I am having to repaint most designs for the tees as I am limited to 6 colors(black and white considered colors also). Most of my paintings have at least 10 colors or more. I thought light pink, medium pink, and dark pink would all be considered one color-PINK. Nope, that is 3 seperate colors!!! I am also finding it is very expensive for the set up charges per design, plus a minimum of 100 shirts per style.OUCH!!! Based on that I am going to start with just 3 or 4 designs and do 2 colors of each. Please wish me luck!!


----------



## mintchip (Apr 19, 2007)

*Good Luck!!!!!!!!!!!!!!!!!!!*


----------



## mckennasedona (Feb 20, 2007)

Best of Luck! I'm sure they will look great. 
At some point, how about a 3/4 length sleeve?? I wear mostly 3/4 sleeves in the summer.


----------



## PMcClain (May 30, 2008)

I love the 3/4 length sleeves too. I would pay more for a tee with the longer sleeves. Love the designs!

Paula
Maggie and Casey


----------



## Havtahava (Aug 20, 2006)

I'm late to this topic, but I prefer a fitted tee with a v-neck. (I will not buy a t-shirt no matter how cute the design is if it has a standard t-shirt neck.) I only buy v-necks or scoopnecks.

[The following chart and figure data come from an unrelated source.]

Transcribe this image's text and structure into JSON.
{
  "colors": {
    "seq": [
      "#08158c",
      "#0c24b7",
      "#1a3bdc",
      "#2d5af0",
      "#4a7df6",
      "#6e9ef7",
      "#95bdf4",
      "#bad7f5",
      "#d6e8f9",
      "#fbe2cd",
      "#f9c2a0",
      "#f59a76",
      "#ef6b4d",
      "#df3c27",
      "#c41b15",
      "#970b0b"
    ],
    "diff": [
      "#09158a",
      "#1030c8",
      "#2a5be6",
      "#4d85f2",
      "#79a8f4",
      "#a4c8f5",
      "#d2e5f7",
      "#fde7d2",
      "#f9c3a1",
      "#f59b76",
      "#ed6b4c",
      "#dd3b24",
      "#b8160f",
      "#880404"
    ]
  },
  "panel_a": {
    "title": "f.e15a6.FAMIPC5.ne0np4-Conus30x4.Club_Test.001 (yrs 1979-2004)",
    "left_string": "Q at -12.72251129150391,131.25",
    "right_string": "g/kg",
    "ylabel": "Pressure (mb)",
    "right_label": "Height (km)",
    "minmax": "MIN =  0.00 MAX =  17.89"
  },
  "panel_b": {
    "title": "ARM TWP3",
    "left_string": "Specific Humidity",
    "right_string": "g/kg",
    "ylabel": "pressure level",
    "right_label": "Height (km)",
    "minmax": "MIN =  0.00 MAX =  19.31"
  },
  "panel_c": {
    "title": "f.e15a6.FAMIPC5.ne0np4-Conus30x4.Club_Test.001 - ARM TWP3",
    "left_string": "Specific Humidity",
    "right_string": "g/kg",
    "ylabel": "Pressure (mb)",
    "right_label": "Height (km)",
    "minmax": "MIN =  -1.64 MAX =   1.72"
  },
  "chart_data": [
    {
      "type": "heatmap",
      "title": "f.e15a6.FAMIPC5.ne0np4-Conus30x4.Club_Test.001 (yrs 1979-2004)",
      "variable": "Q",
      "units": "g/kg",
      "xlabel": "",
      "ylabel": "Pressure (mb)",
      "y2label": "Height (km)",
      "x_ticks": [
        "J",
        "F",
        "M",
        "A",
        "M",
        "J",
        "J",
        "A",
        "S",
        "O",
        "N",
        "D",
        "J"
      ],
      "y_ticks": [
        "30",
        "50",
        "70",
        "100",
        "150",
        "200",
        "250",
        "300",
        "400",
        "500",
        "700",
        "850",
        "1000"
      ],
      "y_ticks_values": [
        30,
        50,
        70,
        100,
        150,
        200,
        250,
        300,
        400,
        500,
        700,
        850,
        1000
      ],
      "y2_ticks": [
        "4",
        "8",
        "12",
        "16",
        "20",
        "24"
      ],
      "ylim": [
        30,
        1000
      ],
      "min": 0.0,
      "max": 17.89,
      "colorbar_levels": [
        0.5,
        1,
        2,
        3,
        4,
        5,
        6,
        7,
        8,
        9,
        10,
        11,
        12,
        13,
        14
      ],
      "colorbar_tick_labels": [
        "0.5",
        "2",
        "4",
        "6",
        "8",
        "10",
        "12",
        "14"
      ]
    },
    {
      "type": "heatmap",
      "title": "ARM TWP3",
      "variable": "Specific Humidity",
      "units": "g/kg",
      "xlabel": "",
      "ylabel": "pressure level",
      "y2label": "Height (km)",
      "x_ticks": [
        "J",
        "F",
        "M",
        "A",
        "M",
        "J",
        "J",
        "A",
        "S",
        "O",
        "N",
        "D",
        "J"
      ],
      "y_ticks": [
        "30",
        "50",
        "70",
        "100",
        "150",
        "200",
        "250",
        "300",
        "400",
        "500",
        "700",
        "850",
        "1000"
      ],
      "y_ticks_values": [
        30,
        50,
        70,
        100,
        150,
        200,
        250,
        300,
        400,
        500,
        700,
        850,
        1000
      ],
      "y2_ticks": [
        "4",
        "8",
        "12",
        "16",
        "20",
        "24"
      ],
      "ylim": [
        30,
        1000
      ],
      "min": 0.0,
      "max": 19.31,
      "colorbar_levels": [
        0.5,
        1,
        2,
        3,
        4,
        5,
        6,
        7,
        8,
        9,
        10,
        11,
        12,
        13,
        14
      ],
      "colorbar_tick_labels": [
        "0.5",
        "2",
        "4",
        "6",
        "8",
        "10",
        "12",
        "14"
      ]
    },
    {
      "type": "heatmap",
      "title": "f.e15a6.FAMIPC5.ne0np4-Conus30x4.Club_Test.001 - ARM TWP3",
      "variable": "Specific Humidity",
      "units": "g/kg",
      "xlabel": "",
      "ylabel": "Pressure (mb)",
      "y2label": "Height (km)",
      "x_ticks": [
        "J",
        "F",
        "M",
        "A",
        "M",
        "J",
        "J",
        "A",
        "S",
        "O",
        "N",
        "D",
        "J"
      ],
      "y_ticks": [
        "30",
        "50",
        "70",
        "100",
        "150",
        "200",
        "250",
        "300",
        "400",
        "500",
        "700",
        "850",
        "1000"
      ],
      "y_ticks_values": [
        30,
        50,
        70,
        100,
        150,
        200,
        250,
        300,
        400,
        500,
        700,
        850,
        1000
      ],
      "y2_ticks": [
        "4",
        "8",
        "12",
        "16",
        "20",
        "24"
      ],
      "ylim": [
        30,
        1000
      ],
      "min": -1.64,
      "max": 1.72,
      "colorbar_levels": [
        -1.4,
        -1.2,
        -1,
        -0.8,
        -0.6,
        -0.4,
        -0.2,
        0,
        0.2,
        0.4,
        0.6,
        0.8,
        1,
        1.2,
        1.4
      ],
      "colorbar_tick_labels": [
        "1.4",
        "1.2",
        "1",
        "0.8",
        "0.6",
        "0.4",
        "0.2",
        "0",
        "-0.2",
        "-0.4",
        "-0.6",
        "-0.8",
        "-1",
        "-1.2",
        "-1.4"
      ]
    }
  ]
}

Good luck on your venture! It sounds exciting!


----------



## Scooter's Family (May 23, 2008)

I can't wait!!!


----------



## Tritia (Nov 17, 2007)

I'm in the camp, of only v-neck or scoop. Only one that I wear that is a regular neck, is our schools team logo on it. And only to games, then I rip it off. I feel choked..and like a guy, lol.
And $15 is my max for just a t-shirt.


----------



## Posh's Mom (Dec 20, 2007)

Tritia said:


> I'm in the camp, of only v-neck or scoop. Only one that I wear that is a regular neck, is our schools team logo on it. And only to games, then I rip it off. I feel choked..and like a guy, lol.
> And $15 is my max for just a t-shirt.


ditto.

if by no other choice i receive a tee with a regular neckline, i take out my scissors and "alter" it to a boat neck. but my "style" is definitely my own...


----------



## Lunastar (Feb 9, 2009)

Good luck!


----------